Suppose we have two curves, $A$ and $B$. The domain of $A$ is $D_x(A)=\{x_p|P\in A\}=(x_1;x_2),D_y(A)=\{y_p|P\in A\}=(y_1;y_2),\frac{y_2-y_1}{x_2-x_1}\ll 1$. Similarly, $D_x(B)=\{x_p|P\in B\}=(x_1;x_2),D_y(B)=\{y_p|P\in B\}=(y_1;y_2),\frac{x_2-x_1}{y_2-y_1}\ll 1$. (Roughly, if you zoom far enough out, they form a cross). Neither $A$ nor $B$ is required to be "nice" - they must merely be continuous, but it is not required that they be differentiable.

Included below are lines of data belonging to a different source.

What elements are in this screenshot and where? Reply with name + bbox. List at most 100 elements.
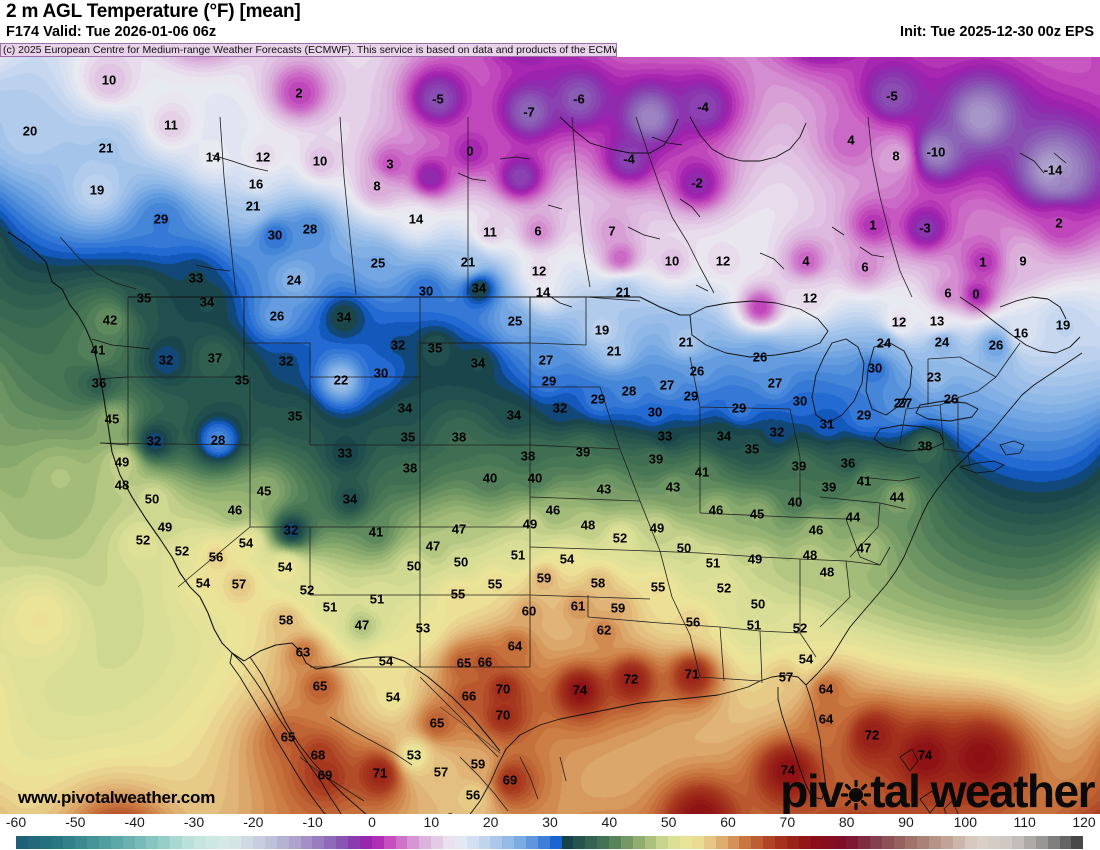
- border-path: [943, 448, 969, 454]
- colorbar-tick: 0: [368, 814, 376, 830]
- colorbar-swatch: [51, 836, 64, 849]
- colorbar-swatch: [703, 836, 716, 849]
- border-path: [939, 396, 961, 406]
- border-path: [879, 502, 907, 510]
- border-path: [7, 231, 245, 662]
- border-path: [519, 756, 539, 800]
- border-path: [439, 706, 501, 754]
- border-path: [689, 356, 701, 457]
- colorbar-tick: -10: [302, 814, 323, 830]
- init-time-label: Init: Tue 2025-12-30 00z EPS: [900, 24, 1094, 40]
- colorbar-swatch: [1012, 836, 1025, 849]
- border-path: [95, 297, 245, 380]
- colorbar-swatch: [348, 836, 360, 849]
- border-path: [799, 632, 817, 658]
- border-path: [529, 496, 641, 502]
- colorbar-swatch: [300, 836, 313, 849]
- watermark-text-pre: piv: [780, 765, 843, 814]
- colorbar-swatch: [87, 836, 100, 849]
- border-path: [243, 297, 421, 378]
- colorbar-swatch: [146, 836, 159, 849]
- colorbar-swatch: [917, 836, 930, 849]
- colorbar-swatch: [858, 836, 870, 849]
- border-path: [419, 676, 499, 758]
- border-path: [420, 527, 531, 596]
- colorbar-swatch: [585, 836, 598, 849]
- colorbar-swatch: [846, 836, 859, 849]
- border-path: [719, 626, 725, 682]
- colorbar-swatch: [680, 836, 692, 849]
- border-path: [959, 356, 997, 378]
- colorbar-tick: 110: [1013, 814, 1036, 830]
- valid-time-label: F174 Valid: Tue 2026-01-06 06z: [6, 24, 217, 40]
- colorbar-tick: 120: [1072, 814, 1096, 830]
- colorbar-tick: 20: [482, 814, 499, 830]
- border-path: [899, 408, 907, 444]
- border-path: [559, 756, 567, 782]
- border-path: [651, 136, 683, 146]
- colorbar-swatch: [1059, 836, 1072, 849]
- border-path: [867, 116, 913, 298]
- colorbar-swatch: [442, 836, 455, 849]
- colorbar-swatch: [1071, 836, 1084, 849]
- colorbar-swatch: [668, 836, 681, 849]
- colorbar-gradient[interactable]: [16, 836, 1084, 849]
- temperature-map[interactable]: 10 2 -5 -6 -7 -4 11 20 -5 4 8 -10 14 12 10 3 0 -4 21 16 19 8-…: [0, 57, 1100, 814]
- colorbar-tick: 60: [720, 814, 736, 830]
- border-path: [877, 502, 881, 528]
- border-path: [959, 296, 1081, 354]
- border-path: [995, 342, 1021, 378]
- colorbar-swatch: [525, 836, 538, 849]
- colorbar-tick: 50: [660, 814, 677, 830]
- colorbar-swatch: [537, 836, 550, 849]
- colorbar-swatch: [549, 836, 562, 849]
- colorbar-swatch: [122, 836, 135, 849]
- border-path: [229, 652, 342, 814]
- sun-icon: [841, 767, 872, 811]
- border-path: [99, 377, 129, 446]
- colorbar-swatch: [881, 836, 894, 849]
- border-path: [529, 546, 651, 552]
- border-path: [243, 642, 501, 752]
- colorbar-swatch: [632, 836, 645, 849]
- border-path: [819, 496, 881, 504]
- colorbar-swatch: [158, 836, 171, 849]
- border-path: [759, 252, 785, 270]
- colorbar-swatch: [490, 836, 503, 849]
- colorbar-tick: -50: [65, 814, 86, 830]
- border-path: [799, 558, 847, 562]
- border-path: [915, 400, 979, 422]
- colorbar-swatch: [739, 836, 752, 849]
- colorbar-swatch: [976, 836, 989, 849]
- border-path: [95, 297, 129, 380]
- colorbar-swatch: [1047, 836, 1060, 849]
- border-path: [699, 406, 791, 410]
- border-path: [959, 460, 1005, 474]
- border-path: [1053, 152, 1067, 164]
- pivotal-weather-watermark: piv tal weather: [780, 764, 1095, 814]
- border-path: [699, 512, 791, 518]
- border-path: [559, 116, 679, 154]
- colorbar-swatch: [312, 836, 325, 849]
- colorbar-tick-labels: -60 -50 -40 -30 -20 -10 0 10 20 30 40 50 60 70 80 90 100…: [0, 814, 1100, 836]
- border-path: [919, 790, 939, 814]
- border-path: [845, 518, 861, 558]
- border-path: [59, 236, 137, 290]
- border-path: [927, 356, 961, 360]
- border-path: [639, 296, 690, 316]
- colorbar-swatch: [229, 836, 242, 849]
- colorbar-swatch: [383, 836, 396, 849]
- border-path: [659, 550, 673, 598]
- border-path: [759, 630, 801, 634]
- border-path: [859, 556, 881, 566]
- colorbar-swatch: [727, 836, 740, 849]
- border-path: [635, 116, 715, 294]
- colorbar-swatch: [253, 836, 266, 849]
- colorbar-swatch: [514, 836, 526, 849]
- colorbar-swatch: [265, 836, 277, 849]
- border-path: [671, 596, 691, 636]
- border-path: [177, 445, 251, 588]
- border-path: [627, 226, 661, 240]
- border-path: [899, 476, 921, 482]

Then $A$ undergoes a continuous translation whose total length is much less than the length of either of the curves. Let $S$ be the set of points which are in $A\cap B$ at any point during the translation.
Is it true that there is always a point $p_0\in A\cap B$ at time $t=0$ and a point $p_1\in A\cap B$ at time $t=T$ such that there is a connected component in $S$ which includes both points? (The choice of points is made freely; only one such pair need exist)
It seems obvious to me that this is true, but I cannot prove it. Given the difficulty of the Jordan Curve theorem (and my lack of a background in geometry), I don't expect it to be simple. Apologies for any lack of rigor; I hope I've communicated it clearly.